Une ambulance passe, la quinzaine de tracteurs s’écarte en quelques secondes avec une fluidité exemplaire. Les agriculteurs de la Loire veulent se faire entendre mais ne veulent pour l’instant durcir davantage le mouvement. Samuel est mitigé sur la question :
« On a déversé quelques déchets sur des parking de grandes surfaces, c’est vrai. Mais faut voir les vidéos des mecs dans le Nord. Ils font bien pire. Ils ont du culot. Je trouve ça impressionnant. Mais est ce que c’est la bonne méthode pour se faire entendre ? Je ne sais pas, honnêtement. »
Les grandes enseignes sont visées par le mouvement, mais tous les agriculteurs ne les diabolisent pas et Samuel est l’un d’entre eux :
« Il y a des industriels honnêtes, qui sont prêts à payer plus cher, à payer le prix juste. Mais si un seul ne suit pas, la concurrence les balayera, ils le savent. En tout cas c’est ce qu’ils nous disent. C’est pour ça qu’il faut réguler. En France mais surtout à l’international. »
Dans une tribune publiée sur Rue89, un citoyen s’interrogeait justement sur une certaine forme d’incohérence des positions des éleveurs, à « s’endetter pour pouvoir jouer le jeu de la modernité » et de la grande distribution, qui contraint au final à « produire des denrées de mauvaise qualité ».
« 300 heures mensuelles pour 1000 à 1500 euros »
L’idée de régulation fait à peu près l’unanimité. Nicolas, 31 ans, va même plus loin :
« Il faut taxer aux frontières. Le consommateur achète le produit le moins cher et c’est bien normal. Si un fruit importé d’Uruguay te coûte moins cher que celui produit en bas de chez toi, rien ne peut fonctionner de manière juste. Taxer aux frontières ferait du bien à tout le monde. Aux producteurs bien sûr, aux consommateurs aussi, car ce serait plus sain. Pour la planète également. »
Associé à son frère sur une exploitation laitière de Saint-Joseph (Loire) qui compte 250 chèvres et 50 bovins, il semble fatigué. C’est à l’ombre et avec une boisson fraîche qu’il raconte son quotidien :
« 300 heures mensuelles, pour 1000 à 1500 euros. J’évite de calculer à l’heure, du coup. On aimerait employer. Mais là encore le calcul est simple : 40 000 euros annuels avec les charges. Aucun employé agricole ne peut rapporter autant s’il est aux 35 heures. Même avec des subventions. Ce qu’on veut c’est vivre de notre métier. »
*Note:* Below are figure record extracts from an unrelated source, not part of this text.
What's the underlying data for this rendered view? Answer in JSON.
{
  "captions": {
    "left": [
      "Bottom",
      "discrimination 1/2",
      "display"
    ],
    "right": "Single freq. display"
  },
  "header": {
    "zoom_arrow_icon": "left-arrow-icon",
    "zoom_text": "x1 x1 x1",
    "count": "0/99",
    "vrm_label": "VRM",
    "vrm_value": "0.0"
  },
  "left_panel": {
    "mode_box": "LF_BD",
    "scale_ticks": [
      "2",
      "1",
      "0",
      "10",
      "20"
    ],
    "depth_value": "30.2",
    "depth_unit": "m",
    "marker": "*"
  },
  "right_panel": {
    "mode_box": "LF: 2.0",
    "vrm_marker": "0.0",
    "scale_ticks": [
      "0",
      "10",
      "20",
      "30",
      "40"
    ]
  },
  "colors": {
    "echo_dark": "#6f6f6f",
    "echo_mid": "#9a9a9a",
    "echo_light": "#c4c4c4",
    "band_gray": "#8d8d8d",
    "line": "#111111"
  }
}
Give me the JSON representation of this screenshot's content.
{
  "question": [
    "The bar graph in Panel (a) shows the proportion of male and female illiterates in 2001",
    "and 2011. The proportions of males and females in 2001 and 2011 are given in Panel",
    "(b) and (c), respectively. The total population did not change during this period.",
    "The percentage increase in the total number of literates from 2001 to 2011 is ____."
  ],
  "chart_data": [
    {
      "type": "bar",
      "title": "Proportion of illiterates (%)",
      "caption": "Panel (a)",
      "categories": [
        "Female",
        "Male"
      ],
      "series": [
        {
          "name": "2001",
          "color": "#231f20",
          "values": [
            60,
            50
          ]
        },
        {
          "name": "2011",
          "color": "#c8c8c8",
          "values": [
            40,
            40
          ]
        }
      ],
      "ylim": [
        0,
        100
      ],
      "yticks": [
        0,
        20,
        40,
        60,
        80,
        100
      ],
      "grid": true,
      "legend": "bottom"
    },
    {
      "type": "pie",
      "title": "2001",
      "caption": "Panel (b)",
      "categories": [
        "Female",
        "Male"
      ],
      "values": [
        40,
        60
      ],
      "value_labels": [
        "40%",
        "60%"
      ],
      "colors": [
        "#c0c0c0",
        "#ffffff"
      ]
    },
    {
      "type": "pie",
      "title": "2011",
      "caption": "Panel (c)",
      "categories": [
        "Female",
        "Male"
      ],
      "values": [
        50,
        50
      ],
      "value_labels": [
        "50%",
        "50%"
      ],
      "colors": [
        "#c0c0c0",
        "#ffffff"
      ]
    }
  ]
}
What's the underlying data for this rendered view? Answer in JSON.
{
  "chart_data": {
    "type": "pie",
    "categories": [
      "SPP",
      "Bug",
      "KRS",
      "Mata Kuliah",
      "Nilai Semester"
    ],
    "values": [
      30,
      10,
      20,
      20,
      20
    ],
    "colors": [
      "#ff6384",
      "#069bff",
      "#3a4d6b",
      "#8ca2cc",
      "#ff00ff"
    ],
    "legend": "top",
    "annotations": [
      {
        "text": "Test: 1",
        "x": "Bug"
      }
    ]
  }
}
En vivre mais aussi le transmettre. Nicolas n’a pas d’enfant mais trois neveux qui ont grandi sur l’exploitation et qui pourraient peut-être la reprendre :
« Le plus âgé a 14 ans et commence à s’orienter pour reprendre l’affaire. Mais j’ai peur que d’ici à ce qu’il reprenne le flambeau, il faille 600 heures mensuelles au lieu de 300 pour gagner autant. J’ai peur que le métier devienne invivable, déjà qu’il est moins viable chaque année. »
Le mouvement de protestation qui s’est installé à Solaize vers 6 heures ce matin doit continuer jusqu’à la fin de journée. Les éleveurs attendent « un message fort des pouvoirs publics ». Même si, comme le résume Nicolas, « tout ne va pas s’arranger en un jour ». « C’est une prise de conscience qu’il faut appliquer sur le long terme », estime-t-il.